First, they train the AI only on spatial puzzles. They teach it to understand 3D shapes, distances, and how objects move in space.

  • Analogy: Think of this as training a master architect. This architect doesn't know how to drive or fly yet, but they are an expert at understanding blueprints, gravity, and how buildings fit together. This creates a strong, shared foundation.

Step 2: Specialize (The "Apprentices")

Next, they take that master architect and train separate "apprentices" for specific jobs, using the architect's knowledge as a base.

  • The Driver Apprentice: Takes the spatial knowledge and learns traffic rules.
  • The Drone Apprentice: Takes the spatial knowledge and learns wind patterns and aerial navigation.
  • The Robot Apprentice: Takes the spatial knowledge and learns how to grab cups and open doors.
  • Why this works: Because they all started with the same "Architect" knowledge, they don't have to relearn how 3D space works. They just learn the specific rules of their job. This prevents them from forgetting the basics.

Step 3: Reconcile (The "Merging")

Now, the researchers have four different experts. They want one brain that can do all four jobs. Instead of mixing their training data (which causes confusion), they use a mathematical trick to merge their brains without looking at any new data.

  • Analogy: Imagine you have four different chefs. One is great at Italian food, one at Chinese, one at French, and one at Mexican. Instead of forcing them to cook all four cuisines at once (which would result in a messy stew), you take their recipes and mathematically blend their "flavor profiles" into one "Master Chef" who knows how to cook all four perfectly.
  • This step combines the skills without the "forgetting" or "confusion" that usually happens.

3. The Final Polish: Reinforcement Learning

Finally, they let this "Master Chef" practice on real-world scenarios and give it feedback (like a coach saying "Good job!" or "Try that again"). This sharpens its decision-making skills.

Why is this a Big Deal?

Before this, AI models were usually "jacks of all trades, masters of none," or they were great at one thing but terrible at others.

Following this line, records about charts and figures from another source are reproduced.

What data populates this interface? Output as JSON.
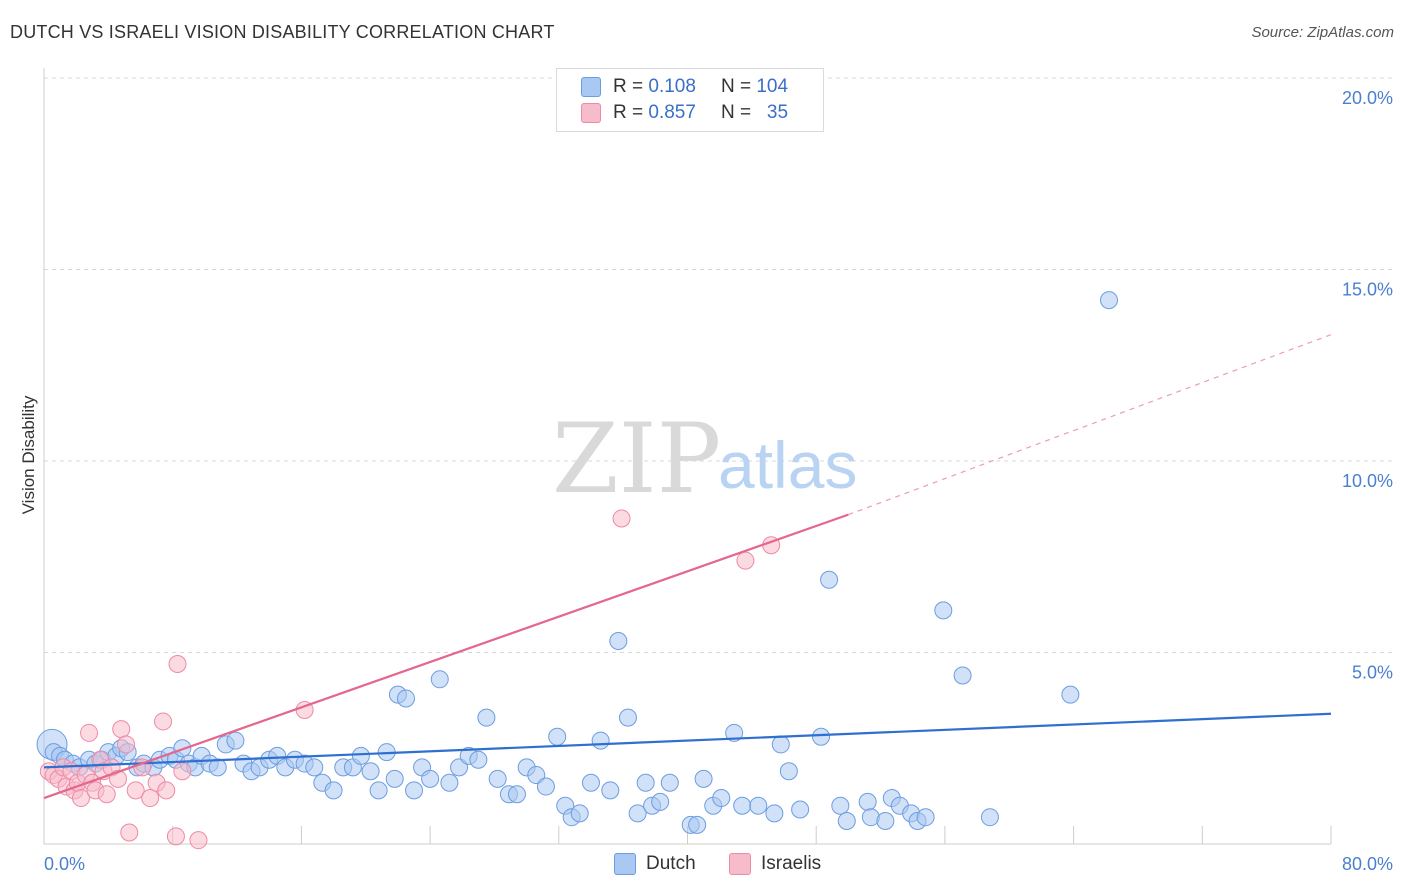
{
  "header": {
    "title": "DUTCH VS ISRAELI VISION DISABILITY CORRELATION CHART",
    "source": "Source: ZipAtlas.com"
  },
  "legend": {
    "rows": [
      {
        "r_label": "R =",
        "r_value": "0.108",
        "n_label": "N =",
        "n_value": "104",
        "color": "#aac9f2"
      },
      {
        "r_label": "R =",
        "r_value": "0.857",
        "n_label": "N =",
        "n_value": "35",
        "color": "#f7bccb"
      }
    ]
  },
  "bottom_legend": {
    "items": [
      {
        "label": "Dutch",
        "color": "#aac9f2"
      },
      {
        "label": "Israelis",
        "color": "#f7bccb"
      }
    ]
  },
  "watermark": {
    "zip": "ZIP",
    "atlas": "atlas"
  },
  "chart_data": {
    "type": "scatter",
    "ylabel": "Vision Disability",
    "xlim": [
      0,
      80
    ],
    "ylim": [
      0,
      20
    ],
    "x_tick_labels": [
      "0.0%",
      "80.0%"
    ],
    "y_ticks": [
      5,
      10,
      15,
      20
    ],
    "y_tick_labels": [
      "5.0%",
      "10.0%",
      "15.0%",
      "20.0%"
    ],
    "grid": "horizontal-dashed",
    "legend_position": "top-center",
    "series": [
      {
        "name": "Dutch",
        "color": "#6d9de0",
        "fill": "#aac9f2",
        "trend": {
          "x": [
            0,
            80
          ],
          "y": [
            2.0,
            3.4
          ]
        },
        "points": [
          [
            0.5,
            2.6
          ],
          [
            0.6,
            2.4
          ],
          [
            1.0,
            2.3
          ],
          [
            1.3,
            2.2
          ],
          [
            1.8,
            2.1
          ],
          [
            2.2,
            2.0
          ],
          [
            2.8,
            2.2
          ],
          [
            3.2,
            2.1
          ],
          [
            3.6,
            2.2
          ],
          [
            4.0,
            2.4
          ],
          [
            4.5,
            2.3
          ],
          [
            4.8,
            2.5
          ],
          [
            5.2,
            2.4
          ],
          [
            5.8,
            2.0
          ],
          [
            6.2,
            2.1
          ],
          [
            6.8,
            2.0
          ],
          [
            7.2,
            2.2
          ],
          [
            7.8,
            2.3
          ],
          [
            8.2,
            2.2
          ],
          [
            8.6,
            2.5
          ],
          [
            9.0,
            2.1
          ],
          [
            9.4,
            2.0
          ],
          [
            9.8,
            2.3
          ],
          [
            10.3,
            2.1
          ],
          [
            10.8,
            2.0
          ],
          [
            11.3,
            2.6
          ],
          [
            11.9,
            2.7
          ],
          [
            12.4,
            2.1
          ],
          [
            12.9,
            1.9
          ],
          [
            13.4,
            2.0
          ],
          [
            14.0,
            2.2
          ],
          [
            14.5,
            2.3
          ],
          [
            15.0,
            2.0
          ],
          [
            15.6,
            2.2
          ],
          [
            16.2,
            2.1
          ],
          [
            16.8,
            2.0
          ],
          [
            17.3,
            1.6
          ],
          [
            18.0,
            1.4
          ],
          [
            18.6,
            2.0
          ],
          [
            19.2,
            2.0
          ],
          [
            19.7,
            2.3
          ],
          [
            20.3,
            1.9
          ],
          [
            20.8,
            1.4
          ],
          [
            21.3,
            2.4
          ],
          [
            21.8,
            1.7
          ],
          [
            22.0,
            3.9
          ],
          [
            22.5,
            3.8
          ],
          [
            23.0,
            1.4
          ],
          [
            23.5,
            2.0
          ],
          [
            24.0,
            1.7
          ],
          [
            24.6,
            4.3
          ],
          [
            25.2,
            1.6
          ],
          [
            25.8,
            2.0
          ],
          [
            26.4,
            2.3
          ],
          [
            27.0,
            2.2
          ],
          [
            27.5,
            3.3
          ],
          [
            28.2,
            1.7
          ],
          [
            28.9,
            1.3
          ],
          [
            29.4,
            1.3
          ],
          [
            30.0,
            2.0
          ],
          [
            30.6,
            1.8
          ],
          [
            31.2,
            1.5
          ],
          [
            31.9,
            2.8
          ],
          [
            32.4,
            1.0
          ],
          [
            32.8,
            0.7
          ],
          [
            33.3,
            0.8
          ],
          [
            34.0,
            1.6
          ],
          [
            34.6,
            2.7
          ],
          [
            35.2,
            1.4
          ],
          [
            35.7,
            5.3
          ],
          [
            36.3,
            3.3
          ],
          [
            36.9,
            0.8
          ],
          [
            37.4,
            1.6
          ],
          [
            37.8,
            1.0
          ],
          [
            38.3,
            1.1
          ],
          [
            38.9,
            1.6
          ],
          [
            40.2,
            0.5
          ],
          [
            40.6,
            0.5
          ],
          [
            41.0,
            1.7
          ],
          [
            41.6,
            1.0
          ],
          [
            42.1,
            1.2
          ],
          [
            42.9,
            2.9
          ],
          [
            43.4,
            1.0
          ],
          [
            44.4,
            1.0
          ],
          [
            45.4,
            0.8
          ],
          [
            45.8,
            2.6
          ],
          [
            46.3,
            1.9
          ],
          [
            47.0,
            0.9
          ],
          [
            48.3,
            2.8
          ],
          [
            48.8,
            6.9
          ],
          [
            49.5,
            1.0
          ],
          [
            49.9,
            0.6
          ],
          [
            51.2,
            1.1
          ],
          [
            51.4,
            0.7
          ],
          [
            52.3,
            0.6
          ],
          [
            52.7,
            1.2
          ],
          [
            53.2,
            1.0
          ],
          [
            53.9,
            0.8
          ],
          [
            54.3,
            0.6
          ],
          [
            54.8,
            0.7
          ],
          [
            55.9,
            6.1
          ],
          [
            57.1,
            4.4
          ],
          [
            58.8,
            0.7
          ],
          [
            63.8,
            3.9
          ],
          [
            66.2,
            14.2
          ]
        ]
      },
      {
        "name": "Israelis",
        "color": "#ee8aa6",
        "fill": "#f7bccb",
        "trend": {
          "x": [
            0,
            50
          ],
          "y": [
            1.2,
            8.6
          ]
        },
        "trend_dashed": {
          "x": [
            50,
            80
          ],
          "y": [
            8.6,
            13.3
          ]
        },
        "points": [
          [
            0.3,
            1.9
          ],
          [
            0.6,
            1.8
          ],
          [
            0.9,
            1.7
          ],
          [
            1.2,
            2.0
          ],
          [
            1.4,
            1.5
          ],
          [
            1.7,
            1.9
          ],
          [
            1.9,
            1.4
          ],
          [
            2.1,
            1.6
          ],
          [
            2.3,
            1.2
          ],
          [
            2.6,
            1.8
          ],
          [
            2.8,
            2.9
          ],
          [
            3.0,
            1.6
          ],
          [
            3.2,
            1.4
          ],
          [
            3.5,
            2.2
          ],
          [
            3.7,
            1.9
          ],
          [
            3.9,
            1.3
          ],
          [
            4.2,
            2.0
          ],
          [
            4.6,
            1.7
          ],
          [
            4.8,
            3.0
          ],
          [
            5.1,
            2.6
          ],
          [
            5.3,
            0.3
          ],
          [
            5.7,
            1.4
          ],
          [
            6.1,
            2.0
          ],
          [
            6.6,
            1.2
          ],
          [
            7.0,
            1.6
          ],
          [
            7.4,
            3.2
          ],
          [
            7.6,
            1.4
          ],
          [
            8.2,
            0.2
          ],
          [
            8.3,
            4.7
          ],
          [
            8.6,
            1.9
          ],
          [
            9.6,
            0.1
          ],
          [
            16.2,
            3.5
          ],
          [
            35.9,
            8.5
          ],
          [
            43.6,
            7.4
          ],
          [
            45.2,
            7.8
          ]
        ]
      }
    ]
  }
}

ACE-Brain-0 proved that if you build a strong Spatial Foundation first, you can teach a single AI to:

  • Drive a car safely.
  • Fly a drone through a city.
  • Manipulate objects with a robot arm.
  • Solve complex 3D puzzles.

It does all of this better than previous models, and it doesn't forget how to do one job when it learns another. It's like having a single brain that can be a pilot, a driver, and a handyman all at the same time, because they all share the same understanding of how the physical world works.